[255] Cf. Vol. I., p. 88.—T.

[256] Ibid., pp. 74 et seq.—T.

[257] Ibid., pp. 81 et seq.—T.

[258] By the old laws of the Monarchy, the majority of the Kings of France was fixed at the commencement of their fourteenth year. The memory of this law determined several hundreds of Frenchmen to go together to visit the Elder Branch of the Bourbons, at fifteen hundred miles from their country. This manifestation carried with it a certain hostility to the new Dynasty. The Government of July, accordingly, did not fail, naturally enough, when all is said and done, to put some petty annoyances in the way of the travellers. It prevailed upon the Austrian Government to turn a large number of them back at the frontiers. In Frankfort and Munich, King Louis-Philippe's chargés d'affaires refused to give the necessary visas; several were detained at Pilsen and Waldmünchen, as also at Mayence and Eger.

Moreover, this little manifestation was looked upon almost as unfavourably in Prague as in Paris. King Charles X. and his son, the Dauphin, had abdicated at Rambouillet, and they had no thought of withdrawing their respective abdications; only, in order to keep up the moral absence of responsibility of the Duc de Bordeaux and also to facilitate the relations between the exiles and the Cabinets, particularly the Cabinet of Vienna, they wished to retain, while on foreign soil, a title which seemed to them inseparable from that of heads of the Bourbon Family. The journey of the young Frenchmen who were coming to greet Henry of France on the day of his entering upon his fourteenth year might upset those private arrangements of the exiled Family. It was therefore not calculated to please the old King and his son. Hence the little incidents which the author of the Memoirs will presently describe to us.—B.

The Duc de Bordeaux was born on the 29th of September 1820, seven and a half months after his father's assassination, and therefore attained his majority, according to the laws of the French Monarchy, on the 29th of September 1833—T.

[259] "Among the visitors to Prague were Vendeans whose wounds were not yet closed and as many as eight persons who had been sentenced to death in their absence and who had saved their heads by flight." (Alfred Nettement: Henri de France, Vol. I, p. 264).—B.

[260] The Chroniques de Saint-Denys or Grandes chroniques de France were chronicles compiled from the earliest times of the French Monarchy by the Benedictines of Saint-Denis and kept in the treasury of the abbey. The Abbot of Saint-Denis used to appoint a monk as historiographer whose duty it was to follow the Court in order to collect and write down events as they occurred. On the death of the king, a history of his reign was drawn up from these notes, and this history, after being submitted to the Chapter, was incorporated in the Grandes chroniques. Suger, who became Abbot of Saint-Denis in 1122, collected all the chronicles compiled from the commencement of the Monarchy and himself wrote those of his own time. After the discovery of printing, an abstract of the Grandes chroniques was prepared and published by Jean Chartier, the Benedictine, in 1476, under the title, Chroniques de France depuis les Troiens jusqu'à la mort de Charles VII., in 3 volumes 4to. They constitute the first French book known to have been printed in Paris. These three volumes, which brought up the History of France to 1461, were reprinted, with a continuation to 1513, in 1514. A more recent edition appeared in Paris in 1836 to 1841, in 6 volumes 8vo.—T.

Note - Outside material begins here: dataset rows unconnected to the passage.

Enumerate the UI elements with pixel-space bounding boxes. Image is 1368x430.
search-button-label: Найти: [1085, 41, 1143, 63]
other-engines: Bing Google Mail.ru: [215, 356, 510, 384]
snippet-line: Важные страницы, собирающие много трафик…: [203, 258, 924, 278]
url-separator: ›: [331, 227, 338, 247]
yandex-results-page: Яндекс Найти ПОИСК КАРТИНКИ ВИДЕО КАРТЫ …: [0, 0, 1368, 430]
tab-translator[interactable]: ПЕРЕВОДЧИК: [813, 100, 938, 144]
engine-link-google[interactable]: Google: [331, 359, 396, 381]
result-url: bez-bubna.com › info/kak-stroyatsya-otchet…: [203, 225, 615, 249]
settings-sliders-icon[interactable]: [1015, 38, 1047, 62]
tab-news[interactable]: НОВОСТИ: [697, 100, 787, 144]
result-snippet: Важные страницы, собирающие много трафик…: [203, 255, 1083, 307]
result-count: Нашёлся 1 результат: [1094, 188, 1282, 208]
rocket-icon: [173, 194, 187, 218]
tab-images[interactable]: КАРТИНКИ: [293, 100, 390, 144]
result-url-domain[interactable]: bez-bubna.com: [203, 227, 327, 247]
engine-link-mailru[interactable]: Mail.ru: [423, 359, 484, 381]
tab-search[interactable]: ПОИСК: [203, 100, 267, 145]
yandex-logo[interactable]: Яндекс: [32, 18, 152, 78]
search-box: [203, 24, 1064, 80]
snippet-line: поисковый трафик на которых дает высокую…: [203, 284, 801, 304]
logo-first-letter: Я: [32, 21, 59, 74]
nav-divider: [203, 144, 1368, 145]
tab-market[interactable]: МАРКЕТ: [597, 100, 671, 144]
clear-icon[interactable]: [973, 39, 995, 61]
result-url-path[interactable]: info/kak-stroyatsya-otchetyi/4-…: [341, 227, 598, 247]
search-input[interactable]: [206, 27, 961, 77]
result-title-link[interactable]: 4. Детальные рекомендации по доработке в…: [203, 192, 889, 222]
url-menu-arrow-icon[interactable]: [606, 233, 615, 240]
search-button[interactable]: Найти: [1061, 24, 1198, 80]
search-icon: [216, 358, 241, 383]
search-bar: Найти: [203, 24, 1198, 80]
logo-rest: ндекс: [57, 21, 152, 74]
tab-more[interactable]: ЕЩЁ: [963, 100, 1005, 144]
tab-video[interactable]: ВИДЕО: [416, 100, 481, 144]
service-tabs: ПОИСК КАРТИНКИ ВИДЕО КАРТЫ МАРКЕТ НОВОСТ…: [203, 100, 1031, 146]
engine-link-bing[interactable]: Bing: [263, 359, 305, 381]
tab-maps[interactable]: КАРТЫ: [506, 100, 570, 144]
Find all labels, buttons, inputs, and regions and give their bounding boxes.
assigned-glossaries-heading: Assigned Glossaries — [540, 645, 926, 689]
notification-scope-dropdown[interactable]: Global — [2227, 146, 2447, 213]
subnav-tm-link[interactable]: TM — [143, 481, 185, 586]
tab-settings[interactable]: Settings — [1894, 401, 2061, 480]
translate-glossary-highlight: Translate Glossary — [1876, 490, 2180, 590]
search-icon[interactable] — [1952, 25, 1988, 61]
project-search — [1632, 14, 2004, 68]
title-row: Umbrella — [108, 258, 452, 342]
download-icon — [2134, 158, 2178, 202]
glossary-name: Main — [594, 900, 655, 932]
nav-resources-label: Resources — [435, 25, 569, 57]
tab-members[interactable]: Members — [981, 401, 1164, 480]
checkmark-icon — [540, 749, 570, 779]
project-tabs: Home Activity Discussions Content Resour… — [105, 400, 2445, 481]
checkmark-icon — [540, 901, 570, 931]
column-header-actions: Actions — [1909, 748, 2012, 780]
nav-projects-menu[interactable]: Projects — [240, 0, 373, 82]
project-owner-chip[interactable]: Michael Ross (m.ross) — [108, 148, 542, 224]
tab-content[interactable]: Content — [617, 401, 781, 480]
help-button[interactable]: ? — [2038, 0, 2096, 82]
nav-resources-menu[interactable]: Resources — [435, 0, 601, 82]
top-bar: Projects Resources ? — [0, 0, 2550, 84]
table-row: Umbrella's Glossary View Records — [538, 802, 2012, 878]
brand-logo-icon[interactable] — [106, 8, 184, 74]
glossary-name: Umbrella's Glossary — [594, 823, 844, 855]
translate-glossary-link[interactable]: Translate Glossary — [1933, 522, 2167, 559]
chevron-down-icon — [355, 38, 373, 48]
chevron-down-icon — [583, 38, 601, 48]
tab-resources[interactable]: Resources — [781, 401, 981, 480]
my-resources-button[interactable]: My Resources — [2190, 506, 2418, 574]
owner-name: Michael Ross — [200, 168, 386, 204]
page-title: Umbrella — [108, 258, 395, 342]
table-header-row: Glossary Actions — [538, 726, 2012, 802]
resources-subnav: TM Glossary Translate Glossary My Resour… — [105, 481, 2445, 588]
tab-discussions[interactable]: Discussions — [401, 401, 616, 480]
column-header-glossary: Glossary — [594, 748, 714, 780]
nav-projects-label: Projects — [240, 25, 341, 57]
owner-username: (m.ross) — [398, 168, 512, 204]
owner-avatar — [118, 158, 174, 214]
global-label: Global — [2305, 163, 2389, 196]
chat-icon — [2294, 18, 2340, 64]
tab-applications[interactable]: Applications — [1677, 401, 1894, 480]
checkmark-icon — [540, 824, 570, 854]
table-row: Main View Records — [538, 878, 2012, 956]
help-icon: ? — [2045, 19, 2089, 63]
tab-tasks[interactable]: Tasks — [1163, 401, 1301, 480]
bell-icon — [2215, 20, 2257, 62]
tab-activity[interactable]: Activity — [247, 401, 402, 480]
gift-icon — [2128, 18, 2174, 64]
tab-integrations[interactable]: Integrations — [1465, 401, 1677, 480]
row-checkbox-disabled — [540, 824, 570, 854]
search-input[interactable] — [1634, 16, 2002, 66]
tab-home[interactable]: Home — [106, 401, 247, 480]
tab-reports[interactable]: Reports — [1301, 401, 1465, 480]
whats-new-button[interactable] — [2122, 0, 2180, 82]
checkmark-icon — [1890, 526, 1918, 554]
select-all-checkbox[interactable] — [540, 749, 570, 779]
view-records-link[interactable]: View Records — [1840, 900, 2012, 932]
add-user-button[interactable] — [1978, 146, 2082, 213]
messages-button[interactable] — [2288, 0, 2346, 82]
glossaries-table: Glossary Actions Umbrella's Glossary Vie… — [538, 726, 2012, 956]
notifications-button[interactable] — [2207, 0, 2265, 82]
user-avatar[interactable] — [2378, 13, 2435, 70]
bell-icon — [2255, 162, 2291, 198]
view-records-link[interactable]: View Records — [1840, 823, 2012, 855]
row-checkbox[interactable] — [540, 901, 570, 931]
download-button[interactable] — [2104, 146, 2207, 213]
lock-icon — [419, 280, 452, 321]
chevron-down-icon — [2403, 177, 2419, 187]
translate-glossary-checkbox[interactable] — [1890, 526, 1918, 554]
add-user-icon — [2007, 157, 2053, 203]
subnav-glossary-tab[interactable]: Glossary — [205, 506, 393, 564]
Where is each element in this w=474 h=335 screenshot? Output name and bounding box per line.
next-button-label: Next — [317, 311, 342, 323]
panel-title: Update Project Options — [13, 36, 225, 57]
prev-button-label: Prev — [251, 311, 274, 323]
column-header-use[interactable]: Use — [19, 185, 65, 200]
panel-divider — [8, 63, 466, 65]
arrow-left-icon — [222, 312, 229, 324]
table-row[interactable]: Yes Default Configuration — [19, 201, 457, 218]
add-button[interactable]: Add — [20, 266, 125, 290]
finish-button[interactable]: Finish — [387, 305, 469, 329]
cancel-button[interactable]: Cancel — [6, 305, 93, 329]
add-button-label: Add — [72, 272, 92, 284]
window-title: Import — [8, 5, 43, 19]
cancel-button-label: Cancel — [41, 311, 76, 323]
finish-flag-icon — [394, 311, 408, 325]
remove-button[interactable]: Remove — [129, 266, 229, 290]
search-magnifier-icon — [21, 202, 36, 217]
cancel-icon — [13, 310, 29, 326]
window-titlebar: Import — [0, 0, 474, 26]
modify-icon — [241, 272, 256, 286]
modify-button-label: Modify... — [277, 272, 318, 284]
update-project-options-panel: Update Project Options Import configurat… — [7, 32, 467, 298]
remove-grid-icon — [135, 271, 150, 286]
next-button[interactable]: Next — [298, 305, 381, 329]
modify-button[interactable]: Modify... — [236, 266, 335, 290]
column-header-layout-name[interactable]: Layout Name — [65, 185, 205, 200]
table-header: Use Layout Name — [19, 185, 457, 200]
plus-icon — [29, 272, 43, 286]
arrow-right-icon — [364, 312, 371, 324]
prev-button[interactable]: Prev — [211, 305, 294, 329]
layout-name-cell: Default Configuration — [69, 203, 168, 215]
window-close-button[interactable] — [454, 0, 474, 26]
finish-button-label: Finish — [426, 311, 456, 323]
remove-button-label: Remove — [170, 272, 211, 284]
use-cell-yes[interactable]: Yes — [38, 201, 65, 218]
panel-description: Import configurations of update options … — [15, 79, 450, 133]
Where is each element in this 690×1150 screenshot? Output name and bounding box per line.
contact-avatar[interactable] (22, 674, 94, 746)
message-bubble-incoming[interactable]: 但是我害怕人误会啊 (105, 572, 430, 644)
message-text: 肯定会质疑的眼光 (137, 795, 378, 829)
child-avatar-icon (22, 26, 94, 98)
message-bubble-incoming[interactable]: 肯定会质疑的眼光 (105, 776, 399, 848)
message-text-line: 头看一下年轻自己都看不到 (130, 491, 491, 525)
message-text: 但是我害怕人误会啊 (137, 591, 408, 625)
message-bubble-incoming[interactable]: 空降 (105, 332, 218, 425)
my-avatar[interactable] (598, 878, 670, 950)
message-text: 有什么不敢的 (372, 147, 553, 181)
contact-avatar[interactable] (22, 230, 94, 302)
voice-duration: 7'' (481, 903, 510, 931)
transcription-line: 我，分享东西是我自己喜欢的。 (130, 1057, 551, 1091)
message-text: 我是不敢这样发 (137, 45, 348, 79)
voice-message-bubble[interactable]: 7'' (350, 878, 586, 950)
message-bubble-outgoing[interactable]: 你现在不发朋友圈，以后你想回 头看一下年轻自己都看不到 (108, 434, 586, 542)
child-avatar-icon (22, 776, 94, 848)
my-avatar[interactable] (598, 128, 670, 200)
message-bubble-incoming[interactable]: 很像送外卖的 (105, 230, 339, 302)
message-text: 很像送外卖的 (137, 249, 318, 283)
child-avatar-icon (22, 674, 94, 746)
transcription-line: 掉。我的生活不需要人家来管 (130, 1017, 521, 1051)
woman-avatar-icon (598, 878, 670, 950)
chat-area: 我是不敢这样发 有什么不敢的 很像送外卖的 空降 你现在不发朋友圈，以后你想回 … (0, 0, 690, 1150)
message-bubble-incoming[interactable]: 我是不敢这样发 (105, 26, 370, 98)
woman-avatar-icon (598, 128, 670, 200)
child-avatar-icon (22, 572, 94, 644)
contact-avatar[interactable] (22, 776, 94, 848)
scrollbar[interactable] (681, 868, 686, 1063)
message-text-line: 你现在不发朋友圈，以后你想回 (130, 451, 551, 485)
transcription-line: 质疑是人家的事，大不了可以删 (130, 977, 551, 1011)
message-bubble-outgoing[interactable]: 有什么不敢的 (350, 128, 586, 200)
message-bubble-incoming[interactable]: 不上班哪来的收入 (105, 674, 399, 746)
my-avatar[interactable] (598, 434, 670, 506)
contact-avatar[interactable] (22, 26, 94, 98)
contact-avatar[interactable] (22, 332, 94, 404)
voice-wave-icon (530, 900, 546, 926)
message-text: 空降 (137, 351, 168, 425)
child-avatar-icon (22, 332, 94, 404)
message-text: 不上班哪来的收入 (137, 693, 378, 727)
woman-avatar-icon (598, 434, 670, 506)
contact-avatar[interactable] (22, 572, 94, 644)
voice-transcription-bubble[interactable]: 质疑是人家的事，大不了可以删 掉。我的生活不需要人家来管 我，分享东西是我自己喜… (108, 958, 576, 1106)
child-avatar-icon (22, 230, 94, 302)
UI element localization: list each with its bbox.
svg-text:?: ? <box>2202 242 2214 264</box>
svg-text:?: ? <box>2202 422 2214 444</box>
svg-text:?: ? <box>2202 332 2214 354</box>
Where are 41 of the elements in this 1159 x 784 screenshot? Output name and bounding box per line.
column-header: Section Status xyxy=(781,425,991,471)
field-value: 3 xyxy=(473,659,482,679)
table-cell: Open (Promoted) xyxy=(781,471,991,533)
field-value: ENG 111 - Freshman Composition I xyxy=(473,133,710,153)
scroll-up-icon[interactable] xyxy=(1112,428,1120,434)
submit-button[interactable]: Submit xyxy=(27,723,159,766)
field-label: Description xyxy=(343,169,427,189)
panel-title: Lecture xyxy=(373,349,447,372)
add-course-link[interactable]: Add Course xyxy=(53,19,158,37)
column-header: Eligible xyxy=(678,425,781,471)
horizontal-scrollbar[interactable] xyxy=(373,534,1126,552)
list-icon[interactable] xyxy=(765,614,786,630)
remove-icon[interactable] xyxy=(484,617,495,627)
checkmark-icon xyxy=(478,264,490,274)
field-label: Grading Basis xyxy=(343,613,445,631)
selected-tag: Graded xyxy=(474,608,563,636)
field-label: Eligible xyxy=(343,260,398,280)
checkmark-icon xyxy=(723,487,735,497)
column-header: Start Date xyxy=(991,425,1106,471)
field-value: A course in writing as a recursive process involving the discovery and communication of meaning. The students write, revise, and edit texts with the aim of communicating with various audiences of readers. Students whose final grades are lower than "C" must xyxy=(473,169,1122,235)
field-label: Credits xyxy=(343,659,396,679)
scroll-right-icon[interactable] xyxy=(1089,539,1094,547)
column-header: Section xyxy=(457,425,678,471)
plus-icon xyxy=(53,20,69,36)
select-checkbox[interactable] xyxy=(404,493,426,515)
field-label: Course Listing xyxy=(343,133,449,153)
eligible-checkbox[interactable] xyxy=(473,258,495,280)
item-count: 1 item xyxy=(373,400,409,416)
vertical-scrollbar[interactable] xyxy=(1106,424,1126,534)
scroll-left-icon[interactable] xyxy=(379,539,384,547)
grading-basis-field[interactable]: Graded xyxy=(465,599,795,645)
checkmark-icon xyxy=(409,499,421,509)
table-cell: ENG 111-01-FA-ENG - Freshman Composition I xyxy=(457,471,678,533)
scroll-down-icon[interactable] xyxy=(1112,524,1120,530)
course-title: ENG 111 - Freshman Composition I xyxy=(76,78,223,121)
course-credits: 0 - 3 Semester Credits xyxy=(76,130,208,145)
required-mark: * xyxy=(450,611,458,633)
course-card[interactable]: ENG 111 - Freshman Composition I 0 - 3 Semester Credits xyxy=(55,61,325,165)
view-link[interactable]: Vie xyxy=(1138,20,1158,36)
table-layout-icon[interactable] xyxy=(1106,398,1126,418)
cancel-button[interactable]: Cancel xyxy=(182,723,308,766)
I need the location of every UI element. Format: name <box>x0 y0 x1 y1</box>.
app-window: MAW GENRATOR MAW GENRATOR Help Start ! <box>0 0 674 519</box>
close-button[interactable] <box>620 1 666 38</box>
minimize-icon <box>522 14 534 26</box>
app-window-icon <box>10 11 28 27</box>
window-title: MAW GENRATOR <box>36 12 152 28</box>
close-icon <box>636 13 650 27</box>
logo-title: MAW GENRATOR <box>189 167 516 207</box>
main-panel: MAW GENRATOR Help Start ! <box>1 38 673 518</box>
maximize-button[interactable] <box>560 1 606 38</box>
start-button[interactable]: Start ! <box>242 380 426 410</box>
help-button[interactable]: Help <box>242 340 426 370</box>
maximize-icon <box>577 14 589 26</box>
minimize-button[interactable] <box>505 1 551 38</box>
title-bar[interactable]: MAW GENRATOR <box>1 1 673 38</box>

[261] Alfred Xavier Baron Dufougerais (1804-1874), a member of a royalist family, was a barrister in Paris when, in 1828, he became one of the proprietors and one of the editors of the Quotidien. In April 1831, he bought the Mode, revue du monde élégant from Émile de Girardin, its founder, and turned it into a political organ. He kept the fashion article and plates, so as to justify the title and retain the advantages attaching to the speciality; but at the same time the paper, in his hands, became a formidable weapon against the Monarchy of July. Without being exactly a writer, Alfred Dufougerais possessed the journalistic instinct to a high degree, and, under his management, the Mode soon took the leading place in the van-guard of the royalist press. In September 1834, the state of his health obliged him to transfer the ownership of his paper to other hands. Alfred Dufougerais, who was gifted with a genuine talent for speaking, preferred the contests of the bar to those of the press. He appeared in all the leading newspaper trials and soon became standing counsel to the royalist journals both in the provinces and in Paris. Among other feats, he thrice obtained the acquittal of the Indépendant de l'Ouest at Laval. In 1849, Dufougerais was elected by the Department of the Vendée to the Chamber of Deputies, where he constantly voted with the Right until the coup d'État of 2 December 1851, when he retired into private life.—B.

[262] Charles Vicomte de Nugent, poet and prose-writer and a member of the editorial staff of the Revenant and the Mode.—B.